このように泉州黄の場合、休眠期間中の放射線処理による発芽防止効果は顕著であるが、多分、収穫期が梅雨期に入るので、玉ねぎ自身が土壌細菌に汚染され易く、貯蔵中の腐敗率が高くなるものと考えられる。泉州黄でも乾燥状態が良く品質の秀れているものを選んで放射線処理したものは、腐敗粒もほとんど出ない状態で長期貯蔵に耐えた例もあるので、実用化に際しては照射用原料の選別さえ十分に行えば問題は解決するものと思う。
玉ねぎの発芽防止のためには、各品種の休眠期間中に3krad、また休眠覚醒期の初期で内芽の伸長が2〜3cm程度以内なら7kradで十分目的を達成することができる。ただし休眠覚醒期に入ると内芽の伸長度は早いので、確実な効果を得ようとするなら放射線処理は休眠期間に行うべきである。また放射線処理期間をのばすには、収穫、乾燥後、直ちに低温貯蔵し、休眠覚醒期後の内芽の伸長をできるだけ遅らせることが必要である。放射線処理を収穫後の乾燥前または乾燥途中で行っても、貯蔵前に合計2週間の乾燥を行うなら、その後の貯蔵効果は乾燥後照射のものと同じである。貯蔵条件は、5℃または8〜10℃の低温でも常温でも同じであり、収穫後8カ月間の貯蔵は十分可能である。

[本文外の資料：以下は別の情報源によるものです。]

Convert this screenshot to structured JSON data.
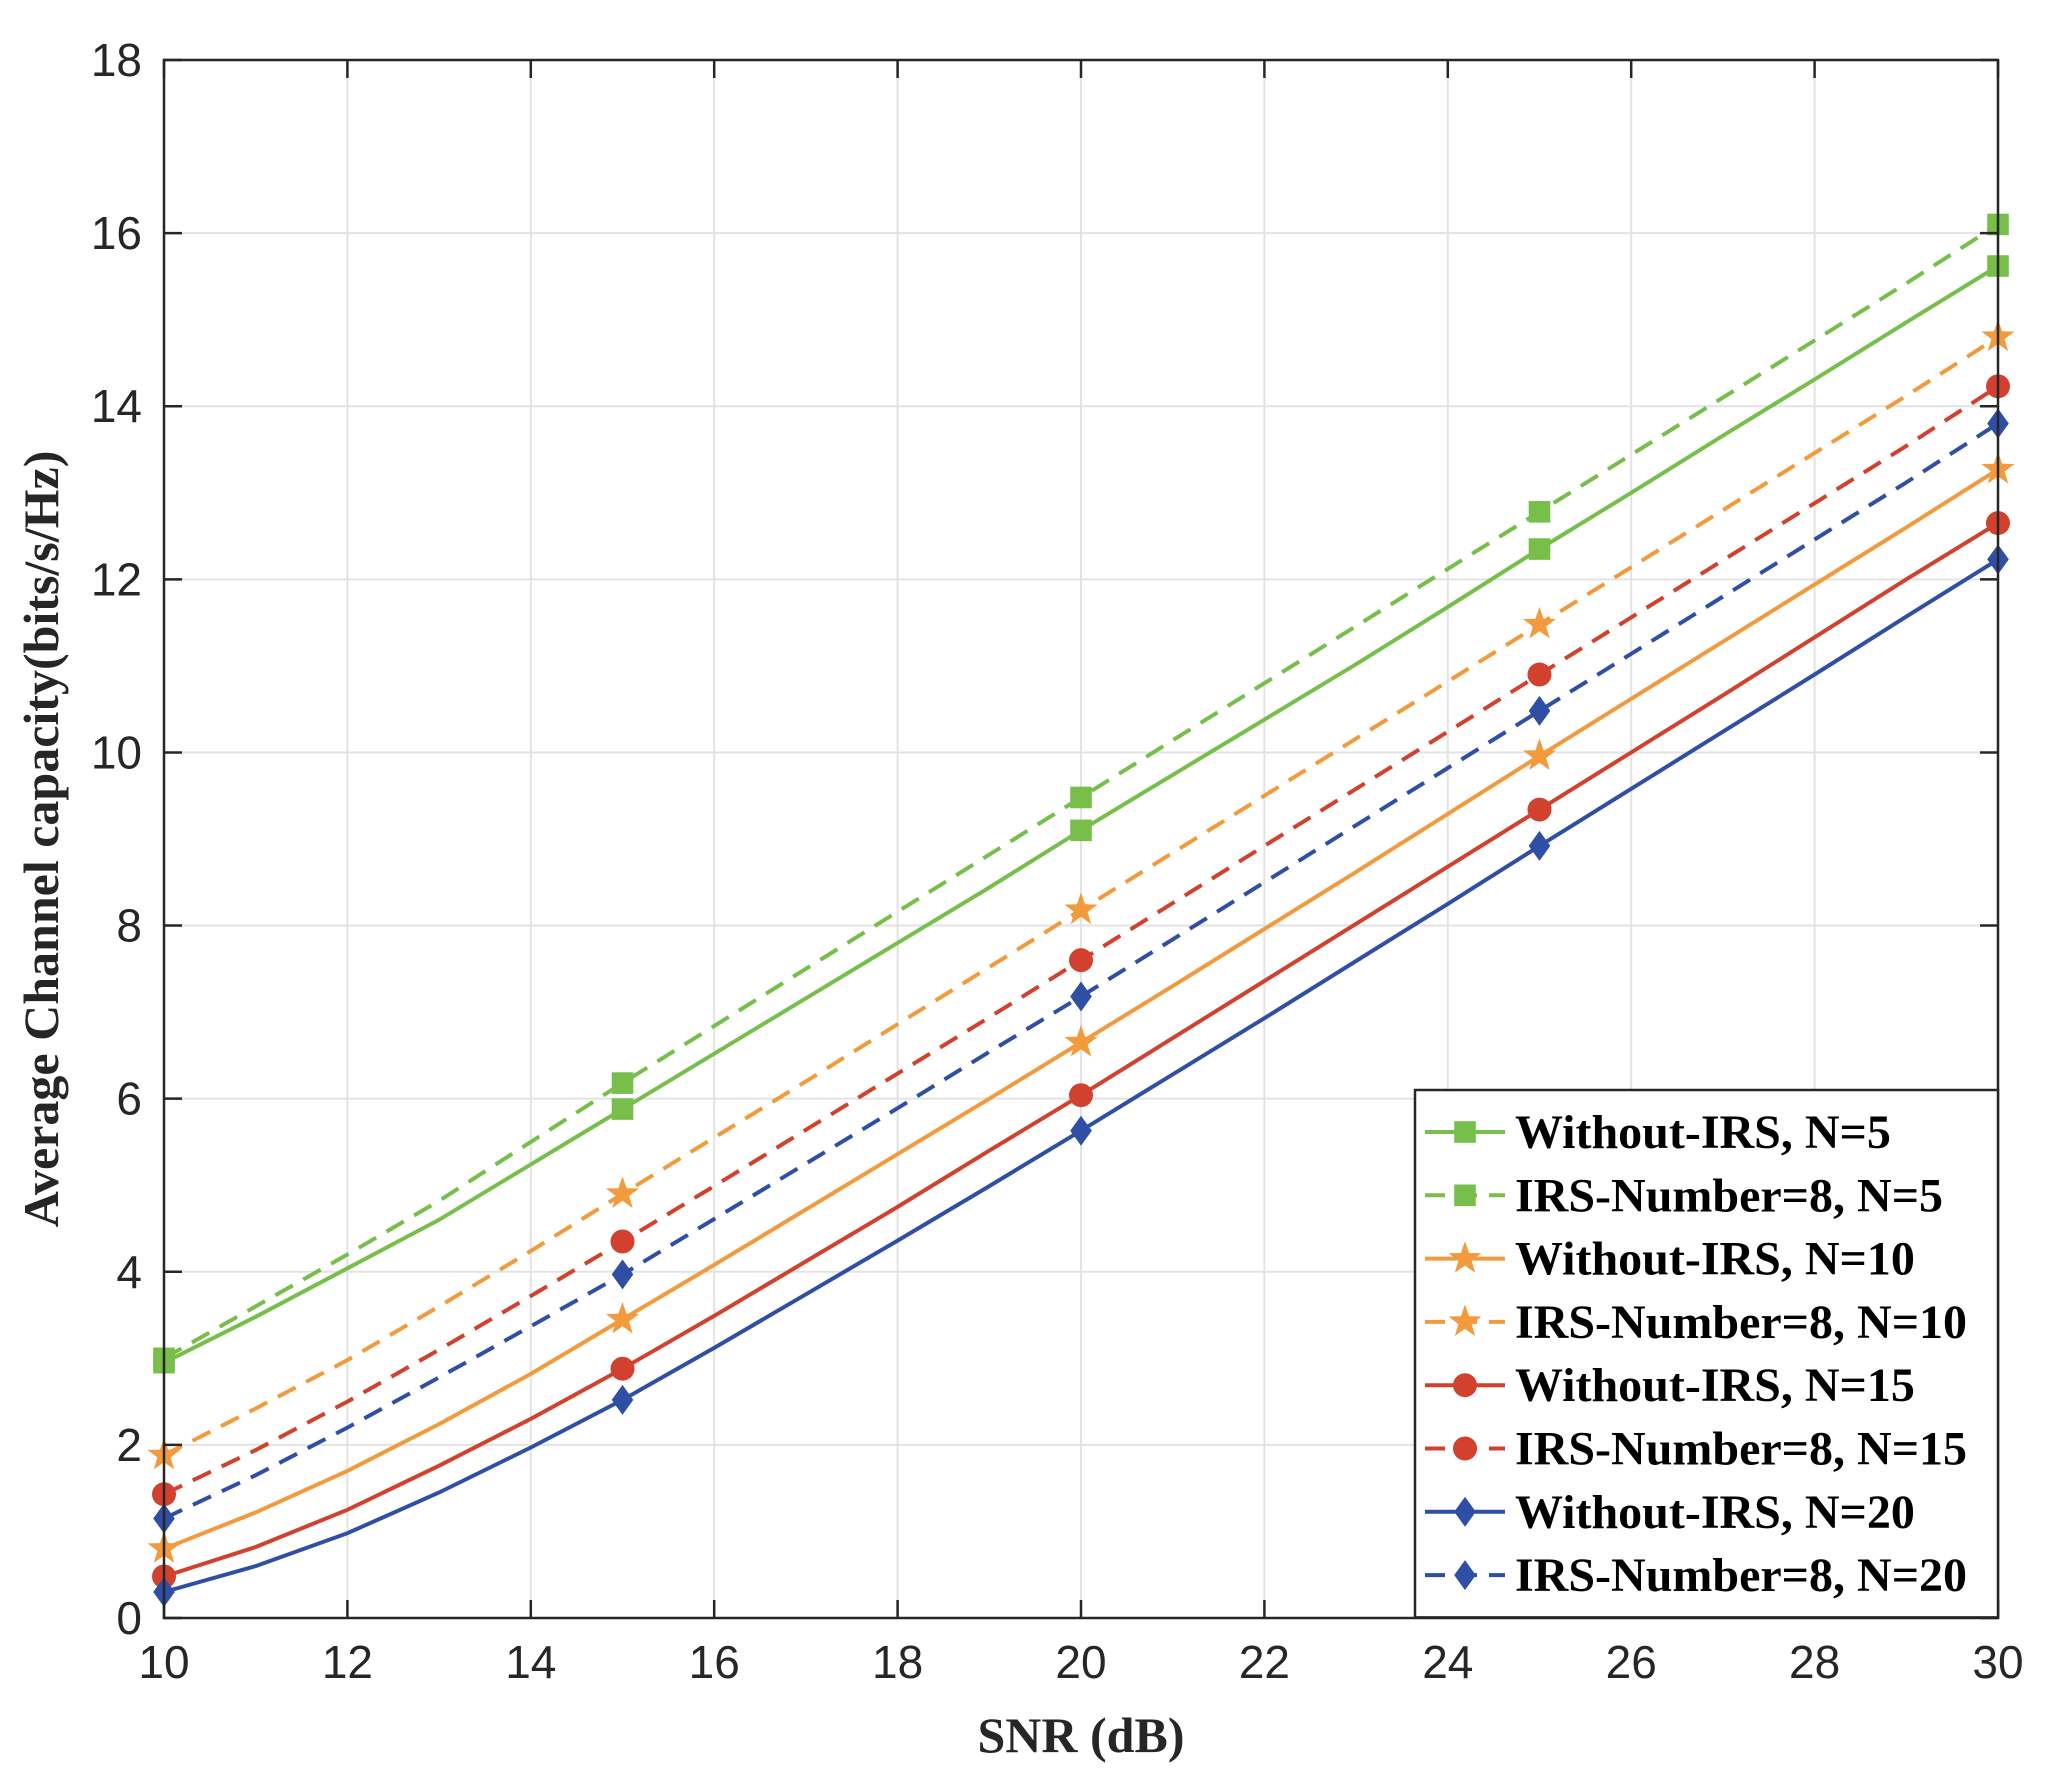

札幌黄の休眠期間は収穫地の環境温度下で少なくとも、1カ月、また泉州黄は同じく2カ月と考えられる。泉州黄の放射線処理の場合、土壌細菌に汚染されていないもの、つまり晴天後の収穫物で、巻きが固く、品質が秀れた健全粒を選ばないと、照射、非照射にかかわらず長期貯蔵中の腐敗率が高くなる。